With employers needing to incentivise staff by offering performance related bonus payments (whilst still trying to maintain total flexibility over payouts) it’s not surprising that there’s so much litigation concerning their non-payment.
A lot of claims stem from the fact that in order to afford employers maximum “wriggle room” most bonus agreements tend to be drafted in deliberately opaque language. The only exception, perhaps, concern “signing-on” bonus payments which are usually guaranteed.
The last thing any prospective job applicant wants to do is antagonise their new employer by attempting to thrash out the fine detail of a performance related bonus, either before they have received a formal offer, or shortly after commencing employment.
By doing nothing however, it often leaves an individual with nothing more than an informal commitment about bonuses being paid in the future. Several months may elapse before the subject is raised again by which time of course, the individual’s bargaining position is much weaker.
Job applicants with formal offers should therefore have a keen eye on any contractual provisions which may impact on subsequent bonus entitlements.
The starting point is to try and negotiate a bonus which is contractual (rather than discretionary) as this should prevent subsequent arguments about whether a liability to pay has arisen at all. Even if the bonus is contractual, it’s still likely to be subject to some form of individual or group (or both) performance criteria, meaning that any ambiguities in how will it work in practice needs to be clarified.
Employment contract provisions affecting bonus payments
If the contract of employment refers to a bonus entitlement then it’s fairly common to also see references to the bonus being forfeited if the individual has either been given notice of termination or resigns. Likewise with contractual PILONs (a clause dealing with the employer’s right to pay salary in lieu of notice) any bonus entitlement will usually be excluded.
A common feature in the financial services sector will be bonus claw-back provisions should an individual decide to leave within a defined period of time.

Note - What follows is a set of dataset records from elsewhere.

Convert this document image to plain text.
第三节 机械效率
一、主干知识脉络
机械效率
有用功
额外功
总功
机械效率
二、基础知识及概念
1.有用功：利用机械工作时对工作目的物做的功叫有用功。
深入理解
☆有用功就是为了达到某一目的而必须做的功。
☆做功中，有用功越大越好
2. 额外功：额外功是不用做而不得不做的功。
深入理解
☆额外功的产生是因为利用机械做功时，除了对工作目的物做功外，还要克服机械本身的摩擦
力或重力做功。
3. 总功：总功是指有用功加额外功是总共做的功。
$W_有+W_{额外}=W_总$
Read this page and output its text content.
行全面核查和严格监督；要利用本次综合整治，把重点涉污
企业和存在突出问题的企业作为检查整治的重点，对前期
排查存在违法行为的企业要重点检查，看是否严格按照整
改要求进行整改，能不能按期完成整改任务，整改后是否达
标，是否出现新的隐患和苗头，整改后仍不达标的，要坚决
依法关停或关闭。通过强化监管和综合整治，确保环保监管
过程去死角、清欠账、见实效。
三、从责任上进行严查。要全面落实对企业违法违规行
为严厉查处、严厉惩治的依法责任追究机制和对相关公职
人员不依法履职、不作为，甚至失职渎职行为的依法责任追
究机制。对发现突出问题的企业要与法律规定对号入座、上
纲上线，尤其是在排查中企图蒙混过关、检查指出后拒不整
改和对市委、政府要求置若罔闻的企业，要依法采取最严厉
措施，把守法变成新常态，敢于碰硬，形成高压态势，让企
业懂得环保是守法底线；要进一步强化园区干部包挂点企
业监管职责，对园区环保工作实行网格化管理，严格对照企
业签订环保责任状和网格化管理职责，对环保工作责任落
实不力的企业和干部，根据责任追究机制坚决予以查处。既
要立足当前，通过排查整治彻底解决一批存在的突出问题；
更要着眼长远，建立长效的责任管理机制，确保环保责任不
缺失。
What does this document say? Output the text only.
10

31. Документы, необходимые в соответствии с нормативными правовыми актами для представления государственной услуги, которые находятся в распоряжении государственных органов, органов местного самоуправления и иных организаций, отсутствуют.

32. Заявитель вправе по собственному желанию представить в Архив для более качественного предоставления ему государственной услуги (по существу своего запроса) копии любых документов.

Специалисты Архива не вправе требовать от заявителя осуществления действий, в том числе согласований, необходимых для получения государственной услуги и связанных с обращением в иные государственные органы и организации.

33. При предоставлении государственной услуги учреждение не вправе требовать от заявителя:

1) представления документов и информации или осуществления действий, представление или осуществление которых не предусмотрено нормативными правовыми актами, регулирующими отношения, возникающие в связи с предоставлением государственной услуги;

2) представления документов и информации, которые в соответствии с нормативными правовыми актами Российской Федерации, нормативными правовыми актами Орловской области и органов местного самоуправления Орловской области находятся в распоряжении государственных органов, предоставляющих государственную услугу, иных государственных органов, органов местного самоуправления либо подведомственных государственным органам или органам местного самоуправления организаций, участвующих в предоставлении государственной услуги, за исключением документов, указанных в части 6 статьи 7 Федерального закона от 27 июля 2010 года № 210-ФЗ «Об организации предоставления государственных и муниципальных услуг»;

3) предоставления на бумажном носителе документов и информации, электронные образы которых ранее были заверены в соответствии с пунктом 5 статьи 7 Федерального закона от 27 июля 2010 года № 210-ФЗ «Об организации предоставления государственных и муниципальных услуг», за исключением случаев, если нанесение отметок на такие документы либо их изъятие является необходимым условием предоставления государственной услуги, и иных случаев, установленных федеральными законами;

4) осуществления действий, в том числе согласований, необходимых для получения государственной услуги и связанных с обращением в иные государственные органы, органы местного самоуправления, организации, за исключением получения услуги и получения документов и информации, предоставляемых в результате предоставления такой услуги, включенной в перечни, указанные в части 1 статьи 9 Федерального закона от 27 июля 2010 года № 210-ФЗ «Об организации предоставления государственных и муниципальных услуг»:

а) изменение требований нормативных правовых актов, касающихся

Most litigated bonus disputes usually stem from the non-payment of discretionary bonus schemes. There appears to be an established fine line adopted by the Courts in acknowledging that employers who reserve an absolute right whether or not to pay a bonus (and how much) are entitled to exercise that discretion as they see fit. In doing so, however, they are not allowed to behave irrationally or perversely. Therefore, in situations where there’s been no bonus award (or an extremely ungenerous one) a Court will assess whether the employer’s decision fell within a “band of reasonableness”.
The most recent Court decisions on bonus disputes focus on whether the employee has established a legitimate expectation to a bonus. If he has then the Court will then look to assess the reasonableness of the employer’s decision.
Bonus claims can also be brought in the Employment Tribunals but the amount of any claim is limited to £25,000. Save for limited exceptions there isn’t a costs regime in Employment Tribunals and it represents a relatively adverse costs risk free way of pursuing claims for individuals.
As an alternative, claims can be brought in the County Court (for claims up to £50,000) and the High Court for claims over this amount. There is a costs regime in the Civil Courts. Depending on the merits of any claim both Conditional Fee Funding and After the Event Insurance is an option in order to help mitigate the costs risks associated with civil litigation.